Fuentes informaron a la BBC Persian que el régimen estaría pidiendo entre 5.000 y 7.000 dólares por la entrega de cada uno de los difuntos que reposan en las morgues y hospitales bajo control de las fuerzas de seguridad. Esta cifra resulta totalmente escandalosa, considerando que los trabajadores apenas alcanzan a ganar entre 100 y 130 USD al mes.
Algunos afirmaron al medio citado que en la morgue Behesht-e Zahra, ubicada en Teherán, las autoridades estarían ofreciendo liberar los cuerpos sin cobro siempre y cuando los solicitantes se declaren pertenecientes a la milicia Basij, asociada al Cuerpo de la Guardia Revolucionaria Islámica.
“Varias familias, temiendo que las autoridades pudieran retener o enterrar los cuerpos sin su conocimiento, forzaron la puerta de la morgue y sacaron los cadáveres de las ambulancias, para luego custodiarlos en el patio del hospital hasta poder transportarlos con ambulancias privadas”, relató un habitante a la BBC Persian.
Esto ocurre en paralelo con las declaraciones del ayatolá Alí Jamenei, quien este sábado expresó que las autoridades de su país “tienen la obligación de romperle la espalda a los sediciosos”. También culpó al presidente estadounidense Donald Trump de los muertos en la represión de la reciente ola de protestas.
“No pretendemos llevar al país a la guerra, pero no perdonaremos a los criminales domésticos (...) como tampoco perdonaremos a los criminales internacionales, peores que los criminales domésticos”, dijo a una masa de simpatizantes reunidos con motivo de una festividad religiosa.
“La nación iraní debe romperle la espalda a los sediciosos, de la misma forma que quebró la sedición”, apostilló.
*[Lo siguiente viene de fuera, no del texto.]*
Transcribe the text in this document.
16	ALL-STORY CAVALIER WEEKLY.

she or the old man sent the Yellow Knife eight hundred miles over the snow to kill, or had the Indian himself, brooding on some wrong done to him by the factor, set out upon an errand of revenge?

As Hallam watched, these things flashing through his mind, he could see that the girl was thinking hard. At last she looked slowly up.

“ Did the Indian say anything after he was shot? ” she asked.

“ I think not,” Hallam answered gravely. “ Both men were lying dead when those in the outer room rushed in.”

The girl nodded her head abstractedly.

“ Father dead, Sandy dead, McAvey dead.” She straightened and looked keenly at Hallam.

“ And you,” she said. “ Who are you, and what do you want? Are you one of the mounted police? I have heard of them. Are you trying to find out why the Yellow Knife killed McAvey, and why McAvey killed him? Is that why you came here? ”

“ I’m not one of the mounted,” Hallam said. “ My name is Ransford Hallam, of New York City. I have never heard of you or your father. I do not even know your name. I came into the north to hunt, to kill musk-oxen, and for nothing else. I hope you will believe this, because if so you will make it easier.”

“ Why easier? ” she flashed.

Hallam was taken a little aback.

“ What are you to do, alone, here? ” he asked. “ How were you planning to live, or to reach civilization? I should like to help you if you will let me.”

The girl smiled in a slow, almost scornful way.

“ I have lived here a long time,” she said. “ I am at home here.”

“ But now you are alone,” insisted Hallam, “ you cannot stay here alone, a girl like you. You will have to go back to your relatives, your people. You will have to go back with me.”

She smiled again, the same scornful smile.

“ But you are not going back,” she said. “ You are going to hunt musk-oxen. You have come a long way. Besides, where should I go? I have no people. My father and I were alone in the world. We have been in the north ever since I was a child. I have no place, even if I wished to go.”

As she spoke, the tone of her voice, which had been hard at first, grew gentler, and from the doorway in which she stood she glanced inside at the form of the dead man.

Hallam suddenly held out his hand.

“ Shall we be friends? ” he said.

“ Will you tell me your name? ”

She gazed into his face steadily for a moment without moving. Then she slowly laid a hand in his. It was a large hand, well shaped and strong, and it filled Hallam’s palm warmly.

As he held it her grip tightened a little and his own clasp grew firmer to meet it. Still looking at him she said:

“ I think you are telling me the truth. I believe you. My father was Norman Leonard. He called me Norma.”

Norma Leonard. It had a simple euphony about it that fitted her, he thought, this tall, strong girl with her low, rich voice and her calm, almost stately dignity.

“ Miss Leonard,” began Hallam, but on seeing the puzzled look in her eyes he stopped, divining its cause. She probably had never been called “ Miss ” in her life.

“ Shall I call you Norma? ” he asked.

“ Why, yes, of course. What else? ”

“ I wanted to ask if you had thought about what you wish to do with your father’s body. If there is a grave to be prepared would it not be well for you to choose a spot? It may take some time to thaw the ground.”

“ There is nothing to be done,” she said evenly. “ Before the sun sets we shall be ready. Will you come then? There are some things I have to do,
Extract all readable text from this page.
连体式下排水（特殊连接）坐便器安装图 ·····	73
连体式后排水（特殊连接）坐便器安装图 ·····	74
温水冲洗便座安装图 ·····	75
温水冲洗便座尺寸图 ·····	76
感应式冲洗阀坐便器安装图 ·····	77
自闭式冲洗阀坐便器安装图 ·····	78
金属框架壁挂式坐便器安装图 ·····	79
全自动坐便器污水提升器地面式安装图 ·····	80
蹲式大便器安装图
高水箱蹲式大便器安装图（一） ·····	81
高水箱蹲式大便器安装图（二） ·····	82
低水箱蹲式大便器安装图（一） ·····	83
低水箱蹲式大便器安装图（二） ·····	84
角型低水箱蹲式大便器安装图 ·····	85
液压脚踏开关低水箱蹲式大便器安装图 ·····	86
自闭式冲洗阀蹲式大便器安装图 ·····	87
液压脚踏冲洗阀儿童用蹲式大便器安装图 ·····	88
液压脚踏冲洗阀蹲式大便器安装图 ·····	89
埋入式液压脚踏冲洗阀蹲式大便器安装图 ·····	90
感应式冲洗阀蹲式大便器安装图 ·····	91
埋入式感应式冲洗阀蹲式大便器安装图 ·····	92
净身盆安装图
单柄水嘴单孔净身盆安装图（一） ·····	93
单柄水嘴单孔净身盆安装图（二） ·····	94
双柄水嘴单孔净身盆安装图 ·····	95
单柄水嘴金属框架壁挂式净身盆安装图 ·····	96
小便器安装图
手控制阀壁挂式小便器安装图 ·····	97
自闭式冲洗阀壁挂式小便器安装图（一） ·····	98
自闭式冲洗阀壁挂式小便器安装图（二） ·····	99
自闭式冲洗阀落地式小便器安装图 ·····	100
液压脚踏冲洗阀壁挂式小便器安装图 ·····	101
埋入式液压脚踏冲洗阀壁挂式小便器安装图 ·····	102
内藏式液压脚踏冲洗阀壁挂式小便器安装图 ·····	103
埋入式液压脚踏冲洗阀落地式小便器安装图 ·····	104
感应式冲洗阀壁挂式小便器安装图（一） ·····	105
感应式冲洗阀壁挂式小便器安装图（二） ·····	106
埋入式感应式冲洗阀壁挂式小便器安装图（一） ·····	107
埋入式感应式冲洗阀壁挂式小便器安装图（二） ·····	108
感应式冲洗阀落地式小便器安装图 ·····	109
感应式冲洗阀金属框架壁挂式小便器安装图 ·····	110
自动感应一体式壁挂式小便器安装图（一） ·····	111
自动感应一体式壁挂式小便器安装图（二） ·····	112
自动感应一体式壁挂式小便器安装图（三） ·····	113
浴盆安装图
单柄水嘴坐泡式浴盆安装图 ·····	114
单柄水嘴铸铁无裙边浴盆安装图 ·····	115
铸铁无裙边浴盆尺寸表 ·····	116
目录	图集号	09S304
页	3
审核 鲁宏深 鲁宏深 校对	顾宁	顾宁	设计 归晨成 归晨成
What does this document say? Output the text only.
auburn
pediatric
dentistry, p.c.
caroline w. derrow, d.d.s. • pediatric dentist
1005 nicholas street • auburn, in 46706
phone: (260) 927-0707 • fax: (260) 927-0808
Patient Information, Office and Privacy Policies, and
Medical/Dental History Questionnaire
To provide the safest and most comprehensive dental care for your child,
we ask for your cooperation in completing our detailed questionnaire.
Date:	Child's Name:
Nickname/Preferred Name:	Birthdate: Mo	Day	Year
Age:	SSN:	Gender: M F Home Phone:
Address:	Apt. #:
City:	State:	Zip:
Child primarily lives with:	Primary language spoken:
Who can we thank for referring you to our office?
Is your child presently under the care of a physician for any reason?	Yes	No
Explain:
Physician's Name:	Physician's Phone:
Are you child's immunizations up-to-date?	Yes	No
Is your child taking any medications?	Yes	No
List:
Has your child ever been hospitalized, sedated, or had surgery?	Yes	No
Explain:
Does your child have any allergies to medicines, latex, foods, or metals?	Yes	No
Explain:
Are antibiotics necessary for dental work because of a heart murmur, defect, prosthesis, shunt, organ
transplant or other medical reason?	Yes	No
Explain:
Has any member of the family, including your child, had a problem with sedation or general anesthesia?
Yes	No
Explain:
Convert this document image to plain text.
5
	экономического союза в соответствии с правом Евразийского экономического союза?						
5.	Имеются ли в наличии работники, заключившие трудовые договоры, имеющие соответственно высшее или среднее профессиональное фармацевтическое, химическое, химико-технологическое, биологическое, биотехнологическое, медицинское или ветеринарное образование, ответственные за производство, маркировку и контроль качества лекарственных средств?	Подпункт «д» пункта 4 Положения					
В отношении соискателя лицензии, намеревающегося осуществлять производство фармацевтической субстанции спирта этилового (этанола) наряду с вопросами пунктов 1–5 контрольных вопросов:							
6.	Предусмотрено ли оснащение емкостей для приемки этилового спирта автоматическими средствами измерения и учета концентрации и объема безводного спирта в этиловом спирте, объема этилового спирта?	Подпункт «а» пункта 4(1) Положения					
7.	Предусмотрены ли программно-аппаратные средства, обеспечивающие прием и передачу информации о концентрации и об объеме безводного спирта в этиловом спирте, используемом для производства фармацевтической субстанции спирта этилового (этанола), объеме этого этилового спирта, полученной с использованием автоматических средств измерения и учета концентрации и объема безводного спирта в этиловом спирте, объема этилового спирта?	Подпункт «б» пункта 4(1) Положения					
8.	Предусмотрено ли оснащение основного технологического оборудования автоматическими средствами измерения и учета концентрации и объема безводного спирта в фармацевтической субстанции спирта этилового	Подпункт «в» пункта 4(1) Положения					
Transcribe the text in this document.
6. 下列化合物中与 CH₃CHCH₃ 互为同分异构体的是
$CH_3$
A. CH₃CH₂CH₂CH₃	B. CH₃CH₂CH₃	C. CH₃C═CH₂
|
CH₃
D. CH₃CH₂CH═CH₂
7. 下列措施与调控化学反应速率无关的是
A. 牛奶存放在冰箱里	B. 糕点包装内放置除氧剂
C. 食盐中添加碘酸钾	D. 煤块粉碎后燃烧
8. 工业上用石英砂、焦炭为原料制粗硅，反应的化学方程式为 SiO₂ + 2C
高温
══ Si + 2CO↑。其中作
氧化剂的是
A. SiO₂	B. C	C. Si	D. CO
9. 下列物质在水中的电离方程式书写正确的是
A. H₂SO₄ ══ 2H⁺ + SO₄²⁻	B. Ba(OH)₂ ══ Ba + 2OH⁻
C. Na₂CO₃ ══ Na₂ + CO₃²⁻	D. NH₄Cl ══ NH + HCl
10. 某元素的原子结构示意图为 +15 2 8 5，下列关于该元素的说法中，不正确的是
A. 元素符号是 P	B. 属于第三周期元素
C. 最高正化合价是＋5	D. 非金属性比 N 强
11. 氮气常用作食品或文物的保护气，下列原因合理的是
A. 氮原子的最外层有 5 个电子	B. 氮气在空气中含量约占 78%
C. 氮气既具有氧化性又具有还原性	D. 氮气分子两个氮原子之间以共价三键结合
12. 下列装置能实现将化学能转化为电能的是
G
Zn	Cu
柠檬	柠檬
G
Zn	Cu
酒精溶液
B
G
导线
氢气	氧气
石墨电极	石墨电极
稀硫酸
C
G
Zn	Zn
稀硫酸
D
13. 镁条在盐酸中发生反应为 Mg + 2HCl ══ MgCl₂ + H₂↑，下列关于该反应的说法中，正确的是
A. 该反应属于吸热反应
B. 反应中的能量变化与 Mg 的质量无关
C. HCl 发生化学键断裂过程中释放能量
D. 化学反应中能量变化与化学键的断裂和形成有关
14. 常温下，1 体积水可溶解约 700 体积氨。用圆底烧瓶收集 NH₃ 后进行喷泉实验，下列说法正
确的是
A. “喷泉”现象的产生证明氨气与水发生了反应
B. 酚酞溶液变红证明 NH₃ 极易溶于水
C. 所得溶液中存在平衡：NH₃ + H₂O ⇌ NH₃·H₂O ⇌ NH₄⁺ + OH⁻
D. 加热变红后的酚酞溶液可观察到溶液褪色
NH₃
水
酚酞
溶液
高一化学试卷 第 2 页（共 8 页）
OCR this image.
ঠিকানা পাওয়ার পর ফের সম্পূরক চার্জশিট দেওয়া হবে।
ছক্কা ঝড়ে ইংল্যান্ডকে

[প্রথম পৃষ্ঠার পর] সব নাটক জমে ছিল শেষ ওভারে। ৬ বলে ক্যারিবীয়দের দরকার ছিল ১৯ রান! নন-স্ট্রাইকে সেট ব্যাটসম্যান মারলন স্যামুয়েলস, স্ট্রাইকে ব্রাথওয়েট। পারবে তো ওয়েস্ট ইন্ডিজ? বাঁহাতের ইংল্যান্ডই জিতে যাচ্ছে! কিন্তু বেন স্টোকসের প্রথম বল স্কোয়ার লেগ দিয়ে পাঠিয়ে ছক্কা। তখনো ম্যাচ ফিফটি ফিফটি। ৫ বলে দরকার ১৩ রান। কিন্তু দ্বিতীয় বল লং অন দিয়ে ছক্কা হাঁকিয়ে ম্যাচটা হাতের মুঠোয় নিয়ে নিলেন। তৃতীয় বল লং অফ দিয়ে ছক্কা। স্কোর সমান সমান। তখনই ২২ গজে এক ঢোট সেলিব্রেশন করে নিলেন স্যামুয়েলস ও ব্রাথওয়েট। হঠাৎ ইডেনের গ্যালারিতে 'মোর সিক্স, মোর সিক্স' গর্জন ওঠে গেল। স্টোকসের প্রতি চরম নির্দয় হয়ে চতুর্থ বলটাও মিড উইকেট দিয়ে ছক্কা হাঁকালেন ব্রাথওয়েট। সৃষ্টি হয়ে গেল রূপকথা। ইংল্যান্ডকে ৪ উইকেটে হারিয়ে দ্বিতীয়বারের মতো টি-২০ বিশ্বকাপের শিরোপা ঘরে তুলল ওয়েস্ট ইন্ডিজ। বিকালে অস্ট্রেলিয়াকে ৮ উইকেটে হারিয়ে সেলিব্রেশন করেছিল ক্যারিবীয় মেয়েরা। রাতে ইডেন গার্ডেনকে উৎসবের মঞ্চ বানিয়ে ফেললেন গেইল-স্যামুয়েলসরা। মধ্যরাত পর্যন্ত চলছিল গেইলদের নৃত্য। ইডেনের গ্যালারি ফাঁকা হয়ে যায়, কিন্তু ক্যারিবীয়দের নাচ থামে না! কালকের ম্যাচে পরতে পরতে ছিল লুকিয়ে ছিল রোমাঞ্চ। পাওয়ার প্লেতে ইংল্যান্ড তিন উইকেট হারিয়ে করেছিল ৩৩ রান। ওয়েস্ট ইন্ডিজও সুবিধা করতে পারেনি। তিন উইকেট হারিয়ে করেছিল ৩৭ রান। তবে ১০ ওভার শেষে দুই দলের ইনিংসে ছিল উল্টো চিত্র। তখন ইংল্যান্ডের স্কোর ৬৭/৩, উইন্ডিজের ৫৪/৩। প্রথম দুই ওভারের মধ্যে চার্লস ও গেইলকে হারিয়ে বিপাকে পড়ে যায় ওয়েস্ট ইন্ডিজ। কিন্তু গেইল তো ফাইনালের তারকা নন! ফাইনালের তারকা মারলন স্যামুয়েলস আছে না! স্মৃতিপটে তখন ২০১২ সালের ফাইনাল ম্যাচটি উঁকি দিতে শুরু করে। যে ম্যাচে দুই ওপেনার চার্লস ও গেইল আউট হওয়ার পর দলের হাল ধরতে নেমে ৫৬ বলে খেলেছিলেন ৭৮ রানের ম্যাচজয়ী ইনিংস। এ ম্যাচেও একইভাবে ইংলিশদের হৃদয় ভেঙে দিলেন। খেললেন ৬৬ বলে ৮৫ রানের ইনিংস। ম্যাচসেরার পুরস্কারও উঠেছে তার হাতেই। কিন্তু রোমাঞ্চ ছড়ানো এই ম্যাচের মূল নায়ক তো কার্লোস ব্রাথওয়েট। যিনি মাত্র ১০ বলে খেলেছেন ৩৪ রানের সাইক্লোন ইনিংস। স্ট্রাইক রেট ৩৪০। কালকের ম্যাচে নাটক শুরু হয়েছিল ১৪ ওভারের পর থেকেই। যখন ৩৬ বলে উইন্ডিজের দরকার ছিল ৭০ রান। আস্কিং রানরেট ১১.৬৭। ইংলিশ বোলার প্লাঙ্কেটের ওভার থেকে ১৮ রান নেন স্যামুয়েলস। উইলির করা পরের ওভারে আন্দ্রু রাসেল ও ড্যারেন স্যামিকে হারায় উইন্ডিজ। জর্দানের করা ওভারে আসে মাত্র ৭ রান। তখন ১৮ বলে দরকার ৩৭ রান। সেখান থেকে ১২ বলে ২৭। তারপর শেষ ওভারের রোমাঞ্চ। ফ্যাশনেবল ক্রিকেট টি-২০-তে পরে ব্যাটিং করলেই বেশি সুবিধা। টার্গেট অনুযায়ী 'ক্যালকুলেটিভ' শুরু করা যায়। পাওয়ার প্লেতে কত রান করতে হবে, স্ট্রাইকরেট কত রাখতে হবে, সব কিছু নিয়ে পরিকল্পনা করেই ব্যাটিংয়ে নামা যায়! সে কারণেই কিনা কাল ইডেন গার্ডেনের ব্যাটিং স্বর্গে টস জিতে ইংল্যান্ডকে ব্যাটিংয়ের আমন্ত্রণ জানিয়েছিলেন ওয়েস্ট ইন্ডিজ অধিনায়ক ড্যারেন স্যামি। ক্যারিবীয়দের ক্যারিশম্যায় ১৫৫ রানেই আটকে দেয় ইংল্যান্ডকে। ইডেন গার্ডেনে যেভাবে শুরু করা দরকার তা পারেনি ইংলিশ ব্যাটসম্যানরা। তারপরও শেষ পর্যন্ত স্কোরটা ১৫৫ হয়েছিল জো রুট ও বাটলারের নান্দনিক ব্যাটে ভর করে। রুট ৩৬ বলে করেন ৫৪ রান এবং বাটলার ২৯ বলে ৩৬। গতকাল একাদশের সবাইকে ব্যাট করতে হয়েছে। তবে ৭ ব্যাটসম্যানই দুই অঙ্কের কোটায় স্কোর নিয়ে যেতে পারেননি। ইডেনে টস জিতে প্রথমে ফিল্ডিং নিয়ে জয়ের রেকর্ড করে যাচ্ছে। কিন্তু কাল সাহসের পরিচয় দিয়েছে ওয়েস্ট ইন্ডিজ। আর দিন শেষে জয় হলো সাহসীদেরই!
Desde el 28 de diciembre, Irán se vio sacudido por una ola de protestas, que comenzaron entre comerciantes disgustados con la crisis económica en el país y pronto derivaron en una movilización contra el régimen teocrático vigente desde la revolución de 1979.
Las autoridades iraníes, que califican las protestas de “terroristas” y acusan a Estados Unidos de instigarlas, desataron una campaña de represión que según la oenegé Iran Human Rights (IHR), con sede en Noruega, dejó al menos 3.428 muertos.
El gobierno cortó además internet desde el 8 de enero. Jamenei aprovechó su alocución para cargar contra Trump, quien había amenazado con atacar a Irán si el régimen comenzaba a ejecutar a algunos de los manifestantes detenidos. “Consideramos al presidente estadounidense culpable de los muertos, los daños y las acusaciones formuladas contra la nación iraní”, dijo el ayatolá, en el poder desde 1989.
“Todo esto fue una conspiración estadounidense”, añadió, y dijo que “el objetivo de Estados Unidos es comerse a Irán (...) el objetivo es someter a Irán a nivel militar, político y económico”. Por su parte, el fiscal de Teherán, Ali Salehi, afirmó a la televisión estatal que la respuesta del gobierno había sido “firme, disuasoria y rápida”.